Il n'existe pas de formation d'extrême droite au Luxembourg, mais un parti conservateur de droite favorable à l'Europe des Nations et à la promotion de l'identité nationale, en particulier linguistique, du pays : l'ADR (Parti réformiste d'alternative démocratique), membre du parti européen correspondant au groupe ECR et fondé en 1987. Aux législatives de 2018, le parti a emporté quatre députés, avec 8,3% des voix. Menée par Gast Gibéryen, la liste ADR fait campagne sur la préservation des spécificités culturelles nationales issues de l'héritage gréco-romain et de la civilisation judéo-chrétienne. Et si elle réclame un processus d'intégration plus exigeant des immigrants, ainsi qu'une régulation de l'immigration en fonction des capacités d'absorption d'un pays de 613 000 habitants, elle mentionne explicitement le maintien du droit d'asile pour les victimes de persécutions politiques ou religieuses, tout en réclamant une politique européenne plus stricte contre l'immigration illégale et les «abus» du droit d'asile.

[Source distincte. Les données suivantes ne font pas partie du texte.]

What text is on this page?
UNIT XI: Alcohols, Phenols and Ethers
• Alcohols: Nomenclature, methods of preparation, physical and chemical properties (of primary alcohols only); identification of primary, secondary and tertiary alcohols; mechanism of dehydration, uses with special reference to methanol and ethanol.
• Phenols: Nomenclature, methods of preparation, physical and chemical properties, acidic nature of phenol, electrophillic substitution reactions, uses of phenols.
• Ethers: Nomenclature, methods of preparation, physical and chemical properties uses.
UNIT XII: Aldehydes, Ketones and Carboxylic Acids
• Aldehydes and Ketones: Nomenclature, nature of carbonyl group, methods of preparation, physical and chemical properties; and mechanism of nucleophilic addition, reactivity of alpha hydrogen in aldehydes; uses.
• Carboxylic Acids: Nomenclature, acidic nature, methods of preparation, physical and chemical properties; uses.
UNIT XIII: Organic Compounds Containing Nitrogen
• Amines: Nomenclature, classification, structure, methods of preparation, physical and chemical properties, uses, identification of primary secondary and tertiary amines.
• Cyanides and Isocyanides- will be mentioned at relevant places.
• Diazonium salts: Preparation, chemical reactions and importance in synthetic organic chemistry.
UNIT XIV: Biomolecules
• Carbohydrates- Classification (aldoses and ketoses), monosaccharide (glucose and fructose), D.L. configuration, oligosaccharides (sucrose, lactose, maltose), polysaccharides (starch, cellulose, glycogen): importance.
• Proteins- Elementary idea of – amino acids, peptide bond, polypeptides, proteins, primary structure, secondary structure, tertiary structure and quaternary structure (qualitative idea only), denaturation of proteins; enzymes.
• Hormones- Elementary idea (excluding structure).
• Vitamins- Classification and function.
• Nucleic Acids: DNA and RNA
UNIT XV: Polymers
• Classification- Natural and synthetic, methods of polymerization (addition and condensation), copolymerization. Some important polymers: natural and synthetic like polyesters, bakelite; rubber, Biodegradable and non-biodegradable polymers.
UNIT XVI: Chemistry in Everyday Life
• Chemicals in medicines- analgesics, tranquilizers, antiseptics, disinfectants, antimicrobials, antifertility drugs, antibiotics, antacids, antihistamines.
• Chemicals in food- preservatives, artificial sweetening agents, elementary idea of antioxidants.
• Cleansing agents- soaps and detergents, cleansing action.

L’ADR est favorable à une réforme de l’UE qui passe par la règle de l’unanimité des prises de décision, notamment sur les questions fiscales et de politique étrangère commune. Elle défend la famille et le rôle complémentaire des sexes. Un des aspects les plus intéressants de son programme est sa volonté d’établir un modèle de croissance raisonnable, pour préserver le caractère spécifique et traditionnel du Grand-Duché ; bien qu’économiquement libéral, le parti souhaite ainsi que l’implantation de nouvelles entreprises étrangères ne soit possible qu’après une étude d’impact et sans que soit accordé d’avantage fiscal.

MALTE

La situation géographique de Malte, île située en première ligne pour l'accueil des immigrants clandestins venus d'outre-Méditerranée, ainsi que la domination auparavant incontestée du condominium entre socialistes et conservateurs sur une vie politique minée par les affaires de corruption, donne un petit espace à des mouvements nationalistes eurosceptiques opposés à l'immigration. Le premier est Alleanza Bidla (Alliance pour le changement), formation chrétienne conservatrice et eurosceptique fondée en 2013 par Ivan Grech Mintoff et affiliée à l'ECPM.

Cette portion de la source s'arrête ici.